Mes principes clefs pour changer de cap professionnel

  • Revue de préalables à observer avant tout changement.

Evidemment, chacun est différent. Chacun de nos parcours est le fruit d’une alchimie subtile, qui combine notre éducation, nos goûts, notre caractère, etc. Je ne suis pas un expert en ré-orientation professionnelle comme le personnage de mon spectacle qui invite à « échanger » autour d’un café fédérateur… Cependant, vous avez demandé à votre modeste journaliste d’un jour, et je me prête volontiers à l’exercice, de dégager quelques principes simples qui, s’ils ne garantissent pas le succès, pourraient permettre d’éviter des erreurs à ceux qui envisagent de changer de cap professionnel…

D’abord, bien se connaître soi-même

Rien de nouveau depuis Socrate, mais je crois que c’est fondamental. Avant de se lancer dans une reconversion, il faut connaître avec précision et honnêteté ses points forts – et, bien entendu, ses points faibles. Le plus grand danger est de se lancer, tête baissée, dans une carrière pour laquelle on n’est pas fait, par caprice, par lassitude, par précipitation.

Ensuite, obéir à sa nécessité intérieure

La reconversion a les meilleures chances de réussir si vous êtes réellement convaincu que le prix du renoncement est beaucoup plus élevé que celui de l’audace. Alors, les efforts, les obstacles, les résistances vous paraîtront plus légers.

Faire une vraie proposition

Cela veut dire que celui ou celle qui change de carrière fait au fond une proposition au monde qui l’entoure : personne ne l’attend, à lui de susciter l’adhésion autour de sa démarche. C’est particulièrement vrai, je crois, dans les métiers artistiques.

Interpréter les signes et saisir les occasions

Quand vous voulez vraiment changer de vie, certains événements prennent un sens particulier. Quand j’étais fiscaliste à New York, je sentais monter une insatisfaction. Je voulais monter sur scène mais cette démarche me paraissait folle. L’attaque sur les Tours jumelles a cristallisé tout cela. Je me suis dit que le monde était encore plus fou. Et, donc, que je pouvais suivre ma passion.

Prendre soin de son entourage

Changer de métier entraîne le plus souvent des conséquences radicales sur vos proches, quelle que soit votre situation. Evidemment la marge de manoeuvre est plus ou moins réduite selon la situation familiale. L’entourage peut être désarçonné, sceptique, voire réticent. La difficulté consiste à mener à bien votre reconversion sans choquer ni blesser outre mesure. D’autant plus que vous devrez compter sur la présence de ceux qui croient en vous.

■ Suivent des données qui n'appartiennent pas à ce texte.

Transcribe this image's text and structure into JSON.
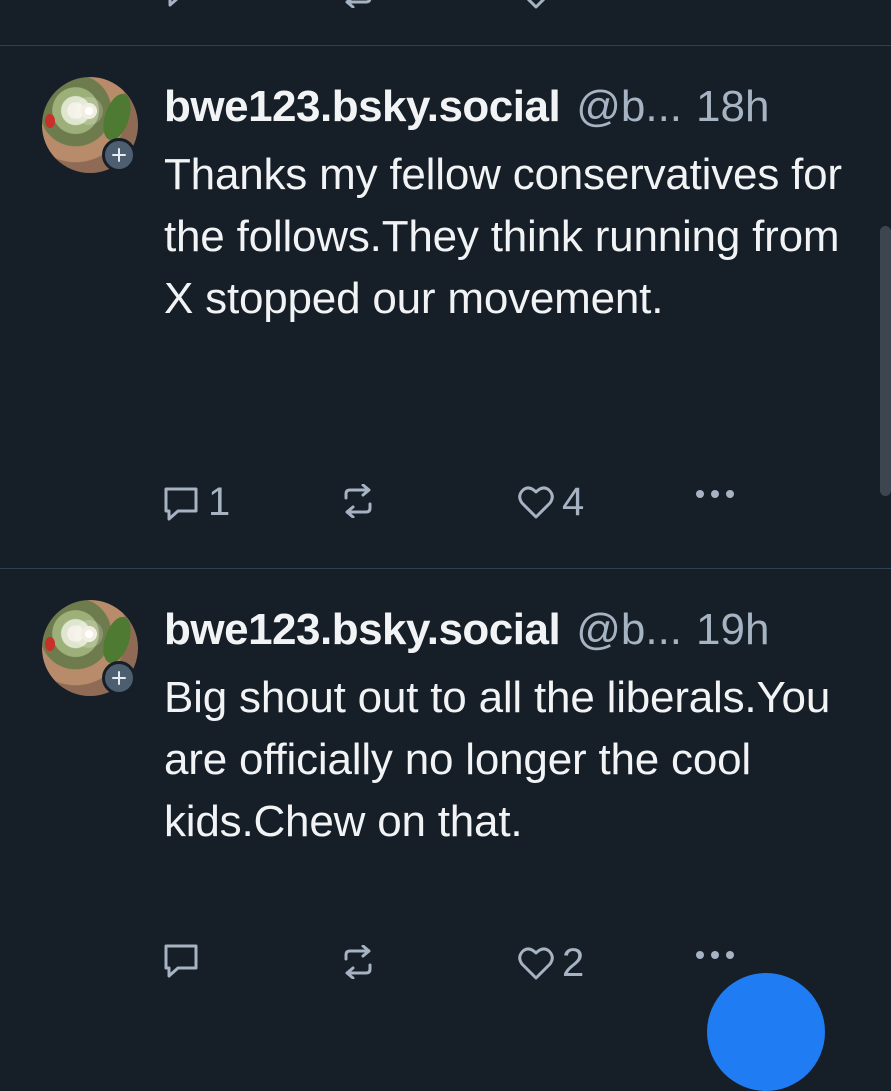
{
  "posts": [
    {
      "display_name": "bwe123.bsky.social",
      "handle": "@b...",
      "time": "18h",
      "text": "Thanks my fellow conservatives for the follows.They think running from X stopped our movement.",
      "reply_count": "1",
      "repost_count": "",
      "like_count": "4"
    },
    {
      "display_name": "bwe123.bsky.social",
      "handle": "@b...",
      "time": "19h",
      "text": "Big shout out to all the liberals.You are officially no longer the cool kids.Chew on that.",
      "reply_count": "",
      "repost_count": "",
      "like_count": "2"
    }
  ],
  "icons": {
    "reply": "speech-bubble",
    "repost": "repeat-arrows",
    "like": "heart",
    "more": "ellipsis",
    "follow": "plus"
  },
  "colors": {
    "background": "#161e27",
    "text": "#f1f3f5",
    "muted": "#a5b3c2",
    "accent": "#1f7cf2"
  }
}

Anticiper tout ce qui peut l’être

Bien sûr, il y a toujours des raisons pour ne pas changer de voie : la pression économique est devenue telle… Aujourd’hui, on ne veut pas changer de vie mais garder la sienne si possible… Pour maîtriser le stress et le risque associé à une reconversion, je conseillerais d’anticiper tous les points matériels qui peuvent l’être. Et de se doter d’une solution de repli en cas d’insuccès. Facile à dire !

Accepter, à un moment, l’épreuve de vérité

Il reste qu’une reconversion est toujours un coup de poker. Il y a des moments décisifs qui font que votre vie avance ou recule. Quand j’ai joué en 2002, pour une seule soirée, au théâtre du Gymnase le spectacle que j’avais écrit, et battu le rappel de mes fidèles, j’ai joué l’un de ces coups. Je me suis jeté à l’eau et j’ai pris le risque d’être ridicule devant tous les gens que je connaissais… Avec un peu de recul, j’en frémis.

Cultiver une forme d’excitation permanente

Quitter une routine pour une autre n’a aucun intérêt. La reconversion ne peut être durable que si elle vous conduit vers une vraie passion, quelque chose qui vous nourrit affectivement et intellectuellement, tous les jours.

Se remettre en question de façon régulière

Changer de vie, c’est se mettre dans un état d’esprit qui rend possible le changement tout au long de l’existence. Aujourd’hui, j’essaie de rester fidèle à cette disposition de coeur et d’esprit.

Garder l’humilité de celui qui sait que vivre de sa passion reste un privilège

Une fois que vous avez réussi à aller vers votre singularité, je suis convaincu qu’il faut garder à l’esprit le fait que tout le monde n’a pas cette chance. C’est une chance énorme que vivre d’une passion, et la faire partager. Là, c’est le comédien qui parle, car, sans le public, nous ne sommes rien.